I don't say a lot about feminism on DU because others cover the topic better than I would.
But Bernie Sanders demonstrated that he was struggling with the changes going on at that time in a very thoughtful way.
Young people today have no idea what we women went through in the 1960s, 1970s and prior to that time.
We all wore hats and white gloves to church on Easter Sunday, but a surprising number of the girls I went to high school with were pregnant and married by the time I graduates. The number of professions and jobs that girls could think about doing was very limited. Few doctors. Lots of nurses. Women were viewed as permanent caretakers.
I did not enter the profession that was fulfilling and right for me until I reached my 50s. I could not think about it because when I was young, very few women entered that profession, and when I was a young mother, I could not take the time away from my children and earning a living to enter it. Women born just 4-6 years after I was had many, many more opportunities professionally than I did.

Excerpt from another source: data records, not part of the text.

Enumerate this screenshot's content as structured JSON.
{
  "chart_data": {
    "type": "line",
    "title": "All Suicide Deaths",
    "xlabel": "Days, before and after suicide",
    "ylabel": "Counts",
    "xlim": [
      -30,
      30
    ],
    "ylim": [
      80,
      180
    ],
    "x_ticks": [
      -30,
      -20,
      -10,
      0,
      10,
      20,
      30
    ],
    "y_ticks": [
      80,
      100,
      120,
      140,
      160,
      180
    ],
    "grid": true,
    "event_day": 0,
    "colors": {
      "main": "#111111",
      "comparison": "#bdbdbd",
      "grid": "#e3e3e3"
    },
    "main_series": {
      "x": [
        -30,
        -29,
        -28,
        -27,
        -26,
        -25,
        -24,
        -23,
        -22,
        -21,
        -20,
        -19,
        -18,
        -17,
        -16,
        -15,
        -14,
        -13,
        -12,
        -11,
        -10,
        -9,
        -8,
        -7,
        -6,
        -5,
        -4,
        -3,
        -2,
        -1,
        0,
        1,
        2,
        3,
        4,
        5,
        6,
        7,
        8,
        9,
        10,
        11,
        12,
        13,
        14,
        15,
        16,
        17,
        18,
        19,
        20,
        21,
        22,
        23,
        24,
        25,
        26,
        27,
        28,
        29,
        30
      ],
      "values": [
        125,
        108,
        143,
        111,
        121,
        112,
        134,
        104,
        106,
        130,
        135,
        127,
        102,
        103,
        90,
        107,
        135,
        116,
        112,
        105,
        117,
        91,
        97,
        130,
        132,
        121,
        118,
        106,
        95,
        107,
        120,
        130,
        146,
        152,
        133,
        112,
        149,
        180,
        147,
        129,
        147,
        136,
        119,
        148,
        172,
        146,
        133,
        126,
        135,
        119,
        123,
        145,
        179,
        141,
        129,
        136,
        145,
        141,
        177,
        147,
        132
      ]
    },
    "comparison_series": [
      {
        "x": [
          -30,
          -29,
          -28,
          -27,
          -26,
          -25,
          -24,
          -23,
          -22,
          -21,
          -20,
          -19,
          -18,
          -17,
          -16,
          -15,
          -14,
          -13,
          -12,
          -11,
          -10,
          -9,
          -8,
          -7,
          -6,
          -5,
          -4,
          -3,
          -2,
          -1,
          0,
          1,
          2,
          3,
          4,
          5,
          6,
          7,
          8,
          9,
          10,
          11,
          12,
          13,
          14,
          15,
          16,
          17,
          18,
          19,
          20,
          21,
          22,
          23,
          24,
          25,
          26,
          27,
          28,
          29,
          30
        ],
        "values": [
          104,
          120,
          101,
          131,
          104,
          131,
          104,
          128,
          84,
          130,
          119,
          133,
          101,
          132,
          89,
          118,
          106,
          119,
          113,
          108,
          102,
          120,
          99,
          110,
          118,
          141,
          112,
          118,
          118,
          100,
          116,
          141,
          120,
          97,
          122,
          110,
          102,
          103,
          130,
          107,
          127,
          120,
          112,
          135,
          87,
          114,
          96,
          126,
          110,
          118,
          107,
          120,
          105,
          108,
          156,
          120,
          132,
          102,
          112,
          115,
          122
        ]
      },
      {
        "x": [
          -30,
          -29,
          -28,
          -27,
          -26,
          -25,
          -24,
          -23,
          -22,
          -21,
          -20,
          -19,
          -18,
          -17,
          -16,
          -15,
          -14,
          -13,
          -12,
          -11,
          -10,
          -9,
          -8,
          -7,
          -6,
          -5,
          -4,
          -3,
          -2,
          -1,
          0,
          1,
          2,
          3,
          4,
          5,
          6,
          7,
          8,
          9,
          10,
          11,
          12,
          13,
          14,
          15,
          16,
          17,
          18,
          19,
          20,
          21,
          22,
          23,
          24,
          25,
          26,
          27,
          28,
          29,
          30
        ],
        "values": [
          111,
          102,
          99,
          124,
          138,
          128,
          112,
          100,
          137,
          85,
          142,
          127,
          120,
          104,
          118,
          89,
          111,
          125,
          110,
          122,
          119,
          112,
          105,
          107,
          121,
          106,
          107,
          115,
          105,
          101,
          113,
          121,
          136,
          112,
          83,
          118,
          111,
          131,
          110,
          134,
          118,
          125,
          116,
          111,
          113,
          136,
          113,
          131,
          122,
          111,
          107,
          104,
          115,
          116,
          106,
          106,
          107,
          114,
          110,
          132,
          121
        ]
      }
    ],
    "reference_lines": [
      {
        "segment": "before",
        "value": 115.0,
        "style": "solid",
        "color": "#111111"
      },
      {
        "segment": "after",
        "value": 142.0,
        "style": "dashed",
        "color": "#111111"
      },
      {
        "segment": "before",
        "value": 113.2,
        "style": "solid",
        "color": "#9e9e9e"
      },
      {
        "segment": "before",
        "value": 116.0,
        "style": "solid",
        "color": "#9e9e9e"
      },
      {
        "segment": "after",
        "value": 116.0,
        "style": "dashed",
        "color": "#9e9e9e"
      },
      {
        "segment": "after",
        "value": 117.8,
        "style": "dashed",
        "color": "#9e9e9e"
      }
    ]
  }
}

The view of women was just as Bernie Sanders described it. We were the "weaker sex," accused of changing our minds a lot . . . . The list of our deficiencies according to the common belief at that time goes on and on. We were a joke. Lucy of I Love Lucy and Gracie Allen were what people thought of when they thought of "girls" or women.
We women went through quite a struggle, and that struggle continues to this day.
Bernie demonstrated a lot of understanding and insight, and i must say, patience in that article. And he was fairly young at the time.